6. Partnering is crucial. Responding to Staley’s assertion that “Barclays is in a race to digitise finance, but we also have a bank to run, so we need to partner”, Block said that as tech companies move into financial services, they will be looking for partners that align with their values – which revolve around trust. “If you don’t have that, you’re out of business,” said Block. Barclays Group Chairman Nigel Higgins reinforced this message, describing collaborations like Barclays Ventures and Eagle Labs as “existential for an organisation that is very old but also plans to be at the cutting edge of technology in finance and beyond”.
7. The power of why. In a keynote closing speech, fintech investor Eileen Burbidge of Passion Capital said that “innovation and technology are allowing a level of transparency customers have never grappled with before”. Burbidge said this is leading to sustainability, citizenship, and diversity and inclusion being non-negotiables for the next generation, meaning corporates must react and “take political viewpoints on social issues”. Panellists suggested this will be necessitated by bottom-line as well as ethical concerns. “I think this generation is raised with a great understanding of ethics,” said Block. “They always ask ‘why?’”

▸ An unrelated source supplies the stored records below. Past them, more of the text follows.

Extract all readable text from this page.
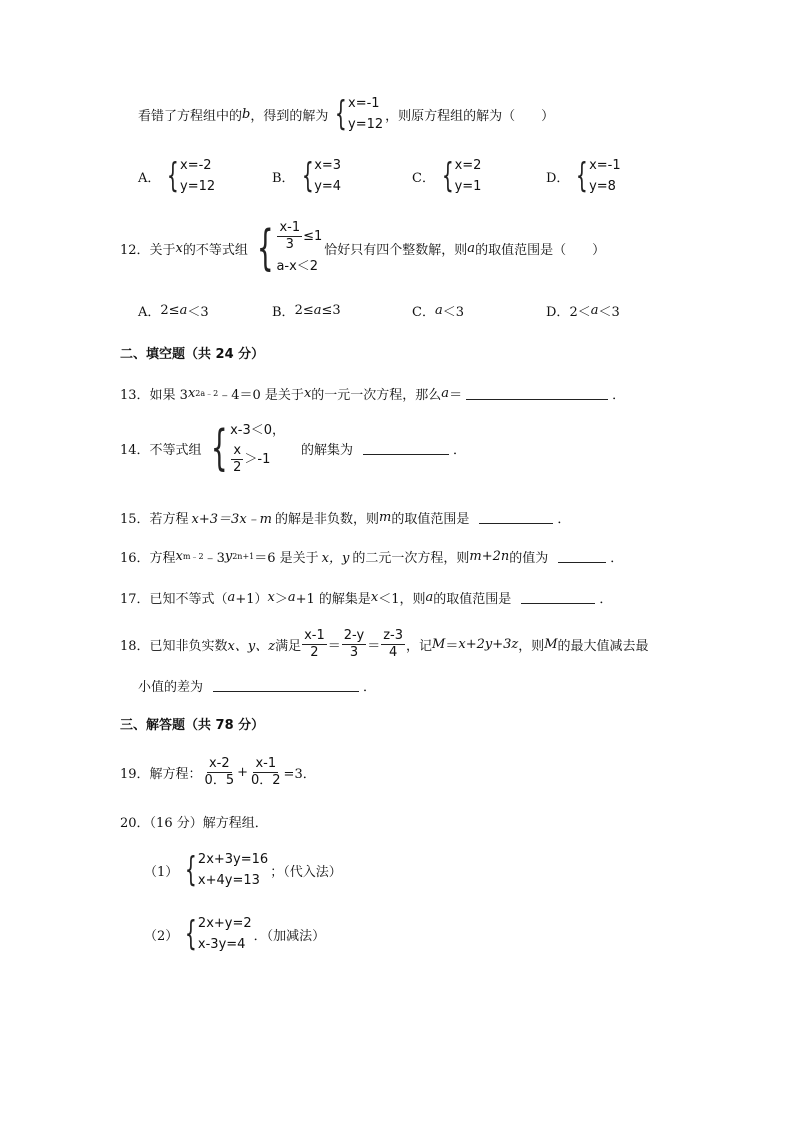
看错了方程组中的 b ，得到的解为 { x=-1
y=12
，则原方程组的解为（　　）
A． { x=-2
y=12
B． { x=3
y=4
C． { x=2
y=1
D． { x=-1
y=8
12．关于 x 的不等式组 { $\frac{x-1}{3} \le 1$
a-x＜2
恰好只有四个整数解，则 a 的取值范围是（　　）
A． 2≤ a ＜3	B． 2≤ a ≤3	C． a ＜3	D． 2＜ a ＜3
二、填空题（共 24 分）
13．如果 3 x 2a﹣2 ﹣4＝0 是关于 x 的一元一次方程，那么 a ＝	．
14．不等式组 { x-3＜0，
$\frac{x}{2} >-1$
的解集为	．
15．若方程 x+3＝3x﹣m 的解是非负数，则 m 的取值范围是	．
16．方程 x m﹣2 ﹣3 y 2n+1 ＝6 是关于 x，y 的二元一次方程，则 m+2n 的值为	．
17．已知不等式（ a +1） x ＞ a +1 的解集是 x ＜1，则 a 的取值范围是	．
18．已知非负实数 x、y、z 满足 $\frac{x-1}{2} = \frac{2-y}{3} = \frac{z-3}{4}$ ，记 M ＝ x+2y+3z ，则 M 的最大值减去最
小值的差为	．
三、解答题（共 78 分）
19．解方程： $\frac{x-2}{0.5} + \frac{x-1}{0.2} =3$．
20．（16 分）解方程组．
（1） { 2x+3y=16
x+4y=13
；（代入法）
（2） { 2x+y=2
x-3y=4
．（加减法）
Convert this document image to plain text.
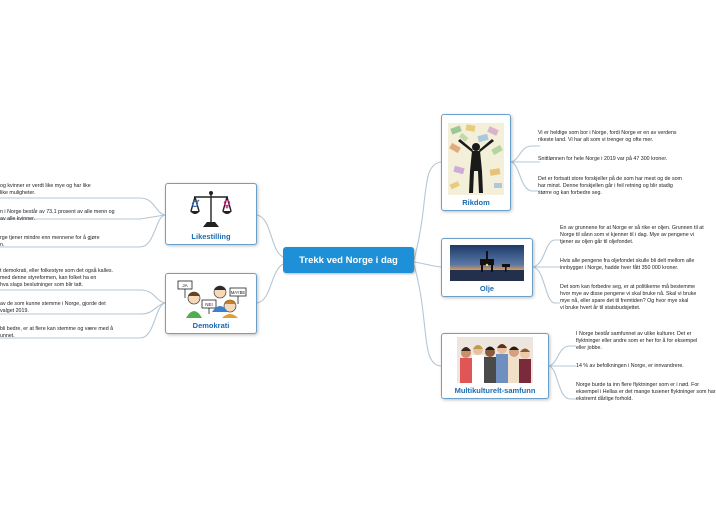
Trekk ved Norge i dag
Rikdom
Olje
Multikulturelt-samfunn
Likestilling
JA
NEI
MAYBE
Demokrati
Vi er heldige som bor i Norge, fordi Norge er en av verdens
rikeste land. Vi har alt som vi trenger og ofte mer.
Snittlønnen for hele Norge i 2019 var på 47 300 kroner.
Det er fortsatt store forskjeller på de som har mest og de som
har minst. Denne forskjellen går i feil retning og blir stadig
større og kan forbedre seg.
En av grunnene for at Norge er så rike er oljen. Grunnen til at
Norge til sånn som vi kjenner til i dag. Mye av pengene vi
tjener av oljen går til oljefondet.
Hvis alle pengene fra oljefondet skulle bli delt mellom alle
innbygger i Norge, hadde hver fått 350 000 kroner.
Det som kan forbedre seg, er at politikerne må bestemme
hvor mye av disse pengene vi skal bruke nå. Skal vi bruke
mye nå, eller spare det til fremtiden? Og hvor mye skal
vi bruke hvert år til statsbudsjettet.
I Norge består samfunnet av ulike kulturer. Det er
flyktninger eller andre som er her for å for eksempel
eller jobbe.
14 % av befolkningen i Norge, er innvandrere.
Norge burde ta inn flere flyktninger som er i nød. For
eksempel i Hellas er det mange tusener flyktninger som har
ekstremt dårlige forhold.
og kvinner er verdt like mye og har like
like muligheter.
n i Norge består av 73,1 prosent av alle menn og
av alle kvinner.
rge tjener mindre enn mennene for å gjøre
n.
t demokrati, eller folkestyre som det også kalles.
med denne styreformen, kan folket ha en
hva slags beslutninger som blir tatt.
av de som kunne stemme i Norge, gjorde det
valget 2019.
bli bedre, er at flere kan stemme og være med å
unnet.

8. Don’t let the tail wag the dog. In an afternoon discussion about skills, education and employment in the fourth industrial revolution, Matthew Taylor, Chief Executive of the RSA, said that ‘How do we adapt to technology?’ is the wrong question. “How much lack of agency does that imply?” he said. “The question is, ‘How do we use technology to make our lives better?’.” Taylor added that in finding those answers and tackling the ethical issues around data and AI, “life skills and soft skills are important, and Barclays does tremendous work in that area”.